For their part, several Democrats, including former Speaker Nancy Pelosi and Senate Majority Leader Chuck Schumer, have raised the possibility of a “discharge petition.” This parliamentary maneuver would allow Minority Leader Hakeem Jeffries, with the support of even a handful of Republicans, to bring the bill to the floor without Johnson’s approval.

Whatever the immediate outcome, the process has starkly revealed the political dynamic in the United States.

The Democratic Party is a party of war and genocide. Its differences with the Trump faction of the Republican Party center primarily on issues of foreign policy, particularly in relation to Russia. Toward the end of his speech, Biden denounced Trump for accommodating to Putin, declaring, in reference to earlier remarks by Trump, “As long as I’m president, if Putin attacks a NATO ally, the United States will defend every inch of NATO territory.”

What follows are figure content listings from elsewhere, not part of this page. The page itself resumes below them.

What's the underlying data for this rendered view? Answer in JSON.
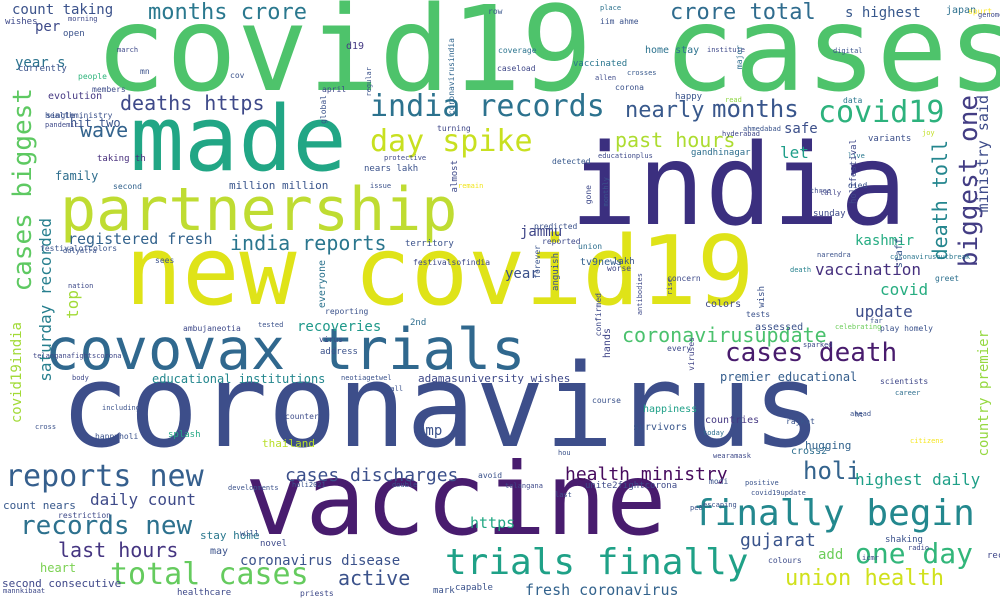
{
  "title": "",
  "words": [
    {
      "text": "covid19 cases",
      "color": "#4ec36b"
    },
    {
      "text": "india",
      "color": "#3b2f7f"
    },
    {
      "text": "made",
      "color": "#21a685"
    },
    {
      "text": "partnership",
      "color": "#bfdc32"
    },
    {
      "text": "new covid19",
      "color": "#dfe318"
    },
    {
      "text": "covovax trials",
      "color": "#30688e"
    },
    {
      "text": "coronavirus",
      "color": "#3d4e8a"
    },
    {
      "text": "vaccine",
      "color": "#481c6e"
    },
    {
      "text": "india records",
      "color": "#2c728e"
    },
    {
      "text": "day spike",
      "color": "#c8e020"
    },
    {
      "text": "months crore",
      "color": "#2a788e"
    },
    {
      "text": "crore total",
      "color": "#2f6c8e"
    },
    {
      "text": "s highest",
      "color": "#38588c"
    },
    {
      "text": "covid19",
      "color": "#2db27d"
    },
    {
      "text": "nearly",
      "color": "#38598c"
    },
    {
      "text": "months",
      "color": "#39568c"
    },
    {
      "text": "deaths https",
      "color": "#3e4989"
    },
    {
      "text": "wave",
      "color": "#33638d"
    },
    {
      "text": "hit two",
      "color": "#3a548c"
    },
    {
      "text": "past hours",
      "color": "#addc30"
    },
    {
      "text": "let",
      "color": "#1f9e89"
    },
    {
      "text": "safe",
      "color": "#3c4f8a"
    },
    {
      "text": "biggest one",
      "color": "#433d84"
    },
    {
      "text": "death toll",
      "color": "#24868e"
    },
    {
      "text": "ministry said",
      "color": "#3e4c8a"
    },
    {
      "text": "cases biggest",
      "color": "#5ec962"
    },
    {
      "text": "saturday recorded",
      "color": "#277f8e"
    },
    {
      "text": "covid19india",
      "color": "#a2da37"
    },
    {
      "text": "registered fresh",
      "color": "#33638d"
    },
    {
      "text": "india reports",
      "color": "#2a768e"
    },
    {
      "text": "jammu",
      "color": "#404688"
    },
    {
      "text": "kashmir",
      "color": "#25ac82"
    },
    {
      "text": "vaccination",
      "color": "#46307e"
    },
    {
      "text": "covid",
      "color": "#27ad81"
    },
    {
      "text": "update",
      "color": "#3d4e8a"
    },
    {
      "text": "coronavirusupdate",
      "color": "#4ac16d"
    },
    {
      "text": "cases death",
      "color": "#481b6d"
    },
    {
      "text": "country premier",
      "color": "#95d840"
    },
    {
      "text": "reports new",
      "color": "#355f8d"
    },
    {
      "text": "records new",
      "color": "#2d718e"
    },
    {
      "text": "finally begin",
      "color": "#23888e"
    },
    {
      "text": "health ministry",
      "color": "#460a5d"
    },
    {
      "text": "holi",
      "color": "#33638d"
    },
    {
      "text": "highest daily",
      "color": "#1fa088"
    },
    {
      "text": "cases discharges",
      "color": "#3c508b"
    },
    {
      "text": "daily count",
      "color": "#3e4a89"
    },
    {
      "text": "last hours",
      "color": "#453581"
    },
    {
      "text": "total cases",
      "color": "#65cb5e"
    },
    {
      "text": "trials finally",
      "color": "#1fa187"
    },
    {
      "text": "one day",
      "color": "#32b67a"
    },
    {
      "text": "union health",
      "color": "#d0e11c"
    },
    {
      "text": "gujarat",
      "color": "#3a548c"
    },
    {
      "text": "add",
      "color": "#6ccd5a"
    },
    {
      "text": "active",
      "color": "#3b528b"
    },
    {
      "text": "coronavirus disease",
      "color": "#3b528b"
    },
    {
      "text": "fresh coronavirus",
      "color": "#33638d"
    },
    {
      "text": "https",
      "color": "#22a884"
    },
    {
      "text": "amp",
      "color": "#3b528b"
    },
    {
      "text": "recoveries",
      "color": "#1f998a"
    },
    {
      "text": "educational institutions",
      "color": "#24878e"
    },
    {
      "text": "premier educational",
      "color": "#355e8d"
    },
    {
      "text": "count taking",
      "color": "#3b528b"
    },
    {
      "text": "per",
      "color": "#3e4a89"
    },
    {
      "text": "year s",
      "color": "#2c738e"
    },
    {
      "text": "family",
      "color": "#2e6e8e"
    },
    {
      "text": "heart",
      "color": "#7ad151"
    },
    {
      "text": "second consecutive",
      "color": "#3f4889"
    },
    {
      "text": "count nears",
      "color": "#38598c"
    },
    {
      "text": "stay home",
      "color": "#2a788e"
    },
    {
      "text": "million million",
      "color": "#39558c"
    },
    {
      "text": "year",
      "color": "#3b528b"
    },
    {
      "text": "top",
      "color": "#a2da37"
    },
    {
      "text": "tv9news",
      "color": "#34608d"
    },
    {
      "text": "thailand",
      "color": "#b8de29"
    },
    {
      "text": "splash",
      "color": "#22a884"
    },
    {
      "text": "hands",
      "color": "#404588"
    },
    {
      "text": "taking th",
      "color": "#472e7c"
    },
    {
      "text": "second",
      "color": "#33638d"
    },
    {
      "text": "evolution",
      "color": "#453882"
    },
    {
      "text": "people",
      "color": "#2fb47c"
    },
    {
      "text": "march",
      "color": "#3e4989"
    },
    {
      "text": "gandhinagar",
      "color": "#2e6f8e"
    },
    {
      "text": "home stay",
      "color": "#2c728e"
    },
    {
      "text": "happy",
      "color": "#3a548c"
    },
    {
      "text": "vaccinated",
      "color": "#2a768e"
    },
    {
      "text": "caseload",
      "color": "#3f4788"
    },
    {
      "text": "coverage",
      "color": "#2b748e"
    },
    {
      "text": "row",
      "color": "#39568c"
    },
    {
      "text": "d19",
      "color": "#443983"
    },
    {
      "text": "iim ahme",
      "color": "#3b528b"
    },
    {
      "text": "institute",
      "color": "#3e4989"
    },
    {
      "text": "digital",
      "color": "#3a548c"
    },
    {
      "text": "japan",
      "color": "#2d708e"
    },
    {
      "text": "spurt",
      "color": "#fde725"
    },
    {
      "text": "place",
      "color": "#2c728e"
    },
    {
      "text": "coronavirusindia",
      "color": "#31668e"
    },
    {
      "text": "allen",
      "color": "#3e4a89"
    },
    {
      "text": "crosses",
      "color": "#38598c"
    },
    {
      "text": "major",
      "color": "#2e6d8e"
    },
    {
      "text": "corona",
      "color": "#3b528b"
    },
    {
      "text": "read",
      "color": "#8fd744"
    },
    {
      "text": "hyderabad",
      "color": "#3f4788"
    },
    {
      "text": "ahmedabad",
      "color": "#3a538b"
    },
    {
      "text": "data",
      "color": "#2a778e"
    },
    {
      "text": "variants",
      "color": "#3c4f8a"
    },
    {
      "text": "joy",
      "color": "#c2df23"
    },
    {
      "text": "live",
      "color": "#2a788e"
    },
    {
      "text": "holifestival",
      "color": "#3f4889"
    },
    {
      "text": "tally",
      "color": "#414487"
    },
    {
      "text": "coronavirusoutbreak",
      "color": "#2a768e"
    },
    {
      "text": "died",
      "color": "#3b528b"
    },
    {
      "text": "three",
      "color": "#3e4c8a"
    },
    {
      "text": "sunday",
      "color": "#3e4a89"
    },
    {
      "text": "death",
      "color": "#26828e"
    },
    {
      "text": "far",
      "color": "#3a548c"
    },
    {
      "text": "greet",
      "color": "#2d708e"
    },
    {
      "text": "staff",
      "color": "#39568c"
    },
    {
      "text": "play homely",
      "color": "#3b528b"
    },
    {
      "text": "celebrating",
      "color": "#6ccd5a"
    },
    {
      "text": "sparked",
      "color": "#3e4989"
    },
    {
      "text": "scientists",
      "color": "#3f4788"
    },
    {
      "text": "career",
      "color": "#2e6e8e"
    },
    {
      "text": "ahead",
      "color": "#3b528b"
    },
    {
      "text": "citizens",
      "color": "#f6e620"
    },
    {
      "text": "recorded",
      "color": "#3f4788"
    },
    {
      "text": "shaking",
      "color": "#3b528b"
    },
    {
      "text": "colours",
      "color": "#3e4c8a"
    },
    {
      "text": "hugging",
      "color": "#33638d"
    },
    {
      "text": "rajkot",
      "color": "#3a548c"
    },
    {
      "text": "countries",
      "color": "#453882"
    },
    {
      "text": "today",
      "color": "#2e6e8e"
    },
    {
      "text": "survivors",
      "color": "#39568c"
    },
    {
      "text": "happiness",
      "color": "#1fa088"
    },
    {
      "text": "course",
      "color": "#3b528b"
    },
    {
      "text": "colors",
      "color": "#3e4989"
    },
    {
      "text": "wish",
      "color": "#3b528b"
    },
    {
      "text": "viruses",
      "color": "#414487"
    },
    {
      "text": "concern",
      "color": "#3e4a89"
    },
    {
      "text": "worse",
      "color": "#3f4788"
    },
    {
      "text": "assessed",
      "color": "#3b528b"
    },
    {
      "text": "lakh",
      "color": "#3a548c"
    },
    {
      "text": "gone",
      "color": "#3e4989"
    },
    {
      "text": "union",
      "color": "#2e6e8e"
    },
    {
      "text": "reported",
      "color": "#3e4989"
    },
    {
      "text": "predicted",
      "color": "#3b528b"
    },
    {
      "text": "detected",
      "color": "#38598c"
    },
    {
      "text": "educationplus",
      "color": "#3e4a89"
    },
    {
      "text": "monthly",
      "color": "#3a548c"
    },
    {
      "text": "turning",
      "color": "#3f4788"
    },
    {
      "text": "nears lakh",
      "color": "#3b528b"
    },
    {
      "text": "almost",
      "color": "#3e4a89"
    },
    {
      "text": "remain",
      "color": "#f1e51d"
    },
    {
      "text": "territory",
      "color": "#3b528b"
    },
    {
      "text": "festivalsofindia",
      "color": "#3e4989"
    },
    {
      "text": "address",
      "color": "#3b528b"
    },
    {
      "text": "everyone",
      "color": "#2c738e"
    },
    {
      "text": "2nd",
      "color": "#2e6e8e"
    },
    {
      "text": "anguish",
      "color": "#3b528b"
    },
    {
      "text": "forever",
      "color": "#3a548c"
    },
    {
      "text": "every",
      "color": "#3e4989"
    },
    {
      "text": "adamasuniversity wishes",
      "color": "#3e4989"
    },
    {
      "text": "neotiagetwel",
      "color": "#3b528b"
    },
    {
      "text": "ambujaneotia",
      "color": "#3e4989"
    },
    {
      "text": "telanganafightscorona",
      "color": "#3f4788"
    },
    {
      "text": "festivalofcolors",
      "color": "#3a548c"
    },
    {
      "text": "dolyatra",
      "color": "#3b528b"
    },
    {
      "text": "nation",
      "color": "#3e4a89"
    },
    {
      "text": "sees",
      "color": "#3b528b"
    },
    {
      "text": "body",
      "color": "#3e4989"
    },
    {
      "text": "including",
      "color": "#3b528b"
    },
    {
      "text": "counter",
      "color": "#3e4c8a"
    },
    {
      "text": "happyholi",
      "color": "#3b528b"
    },
    {
      "text": "cross",
      "color": "#3b528b"
    },
    {
      "text": "restriction",
      "color": "#3e4a89"
    },
    {
      "text": "developments",
      "color": "#3b528b"
    },
    {
      "text": "holi2021",
      "color": "#3b528b"
    },
    {
      "text": "double",
      "color": "#3b528b"
    },
    {
      "text": "telangana",
      "color": "#3e4989"
    },
    {
      "text": "avoid",
      "color": "#3b528b"
    },
    {
      "text": "unite2fightcorona",
      "color": "#3e4a89"
    },
    {
      "text": "last",
      "color": "#3b528b"
    },
    {
      "text": "positive",
      "color": "#3a548c"
    },
    {
      "text": "covid19update",
      "color": "#3b528b"
    },
    {
      "text": "wearamask",
      "color": "#3e4989"
    },
    {
      "text": "cross2",
      "color": "#2e6e8e"
    },
    {
      "text": "hou",
      "color": "#3b528b"
    },
    {
      "text": "escaping",
      "color": "#3b528b"
    },
    {
      "text": "navirus",
      "color": "#3e4989"
    },
    {
      "text": "pe0",
      "color": "#3b528b"
    },
    {
      "text": "healthcare",
      "color": "#3e4989"
    },
    {
      "text": "mark",
      "color": "#3b528b"
    },
    {
      "text": "capable",
      "color": "#3b528b"
    },
    {
      "text": "priests",
      "color": "#3e4989"
    },
    {
      "text": "mannkibaat",
      "color": "#3e4989"
    },
    {
      "text": "may",
      "color": "#3b528b"
    },
    {
      "text": "will",
      "color": "#3b528b"
    },
    {
      "text": "novel",
      "color": "#3e4a89"
    },
    {
      "text": "healthministry",
      "color": "#3b528b"
    },
    {
      "text": "pandemic",
      "color": "#3e4989"
    },
    {
      "text": "single",
      "color": "#3b528b"
    },
    {
      "text": "members",
      "color": "#3e4c8a"
    },
    {
      "text": "currently",
      "color": "#3b528b"
    },
    {
      "text": "wishes",
      "color": "#3e4989"
    },
    {
      "text": "mn",
      "color": "#3b528b"
    },
    {
      "text": "cov",
      "color": "#3b528b"
    },
    {
      "text": "april",
      "color": "#3e4989"
    },
    {
      "text": "global",
      "color": "#3b528b"
    },
    {
      "text": "reporting",
      "color": "#3b528b"
    },
    {
      "text": "virus",
      "color": "#3e4989"
    },
    {
      "text": "open",
      "color": "#3b528b"
    },
    {
      "text": "morning",
      "color": "#3e4989"
    },
    {
      "text": "regular",
      "color": "#3b528b"
    },
    {
      "text": "protective",
      "color": "#3e4989"
    },
    {
      "text": "issue",
      "color": "#3b528b"
    },
    {
      "text": "antibodies",
      "color": "#3e4989"
    },
    {
      "text": "narendra",
      "color": "#3b528b"
    },
    {
      "text": "genome",
      "color": "#3e4989"
    },
    {
      "text": "modi",
      "color": "#3b528b"
    },
    {
      "text": "radio",
      "color": "#3e4989"
    },
    {
      "text": "ht",
      "color": "#3b528b"
    },
    {
      "text": "icmr",
      "color": "#3e4989"
    },
    {
      "text": "tests",
      "color": "#3b528b"
    },
    {
      "text": "rise",
      "color": "#3e4989"
    },
    {
      "text": "tested",
      "color": "#3b528b"
    },
    {
      "text": "confirmed",
      "color": "#3e4989"
    },
    {
      "text": "small",
      "color": "#3b528b"
    }
  ]
}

As for Trump and the other fascists in the Republican Party, they are no less ardent supporters of American imperialism than the Democrats. If Trump were to return to office, he would proceed with absolute viciousness to advance US imperialist interests abroad. The conflict over the bill reflects certain divisions within the ruling class over the orientation of war policy, and Trump also sees it as an opportunity to escalate his fascistic campaign against immigrants.

Biden declared in his remarks that “an inflection point in history” has been reached. This is indeed true, though in two very different senses. For Biden, it means that the American ruling elite, confronting a desperate crisis, must use military violence on an unprecedented scale to defeat its rivals, suppress popular opposition, maintain its global hegemony and thereby defend its profits and wealth.

For the working class of the United States and the entire world, however, the matter is posed differently. For the working class, it is a question of opposing the relentless escalation of imperialist brutality, including the normalization of genocide and nuclear war, which threatens all of humanity, through the development of a working class movement against the capitalist system and for socialism.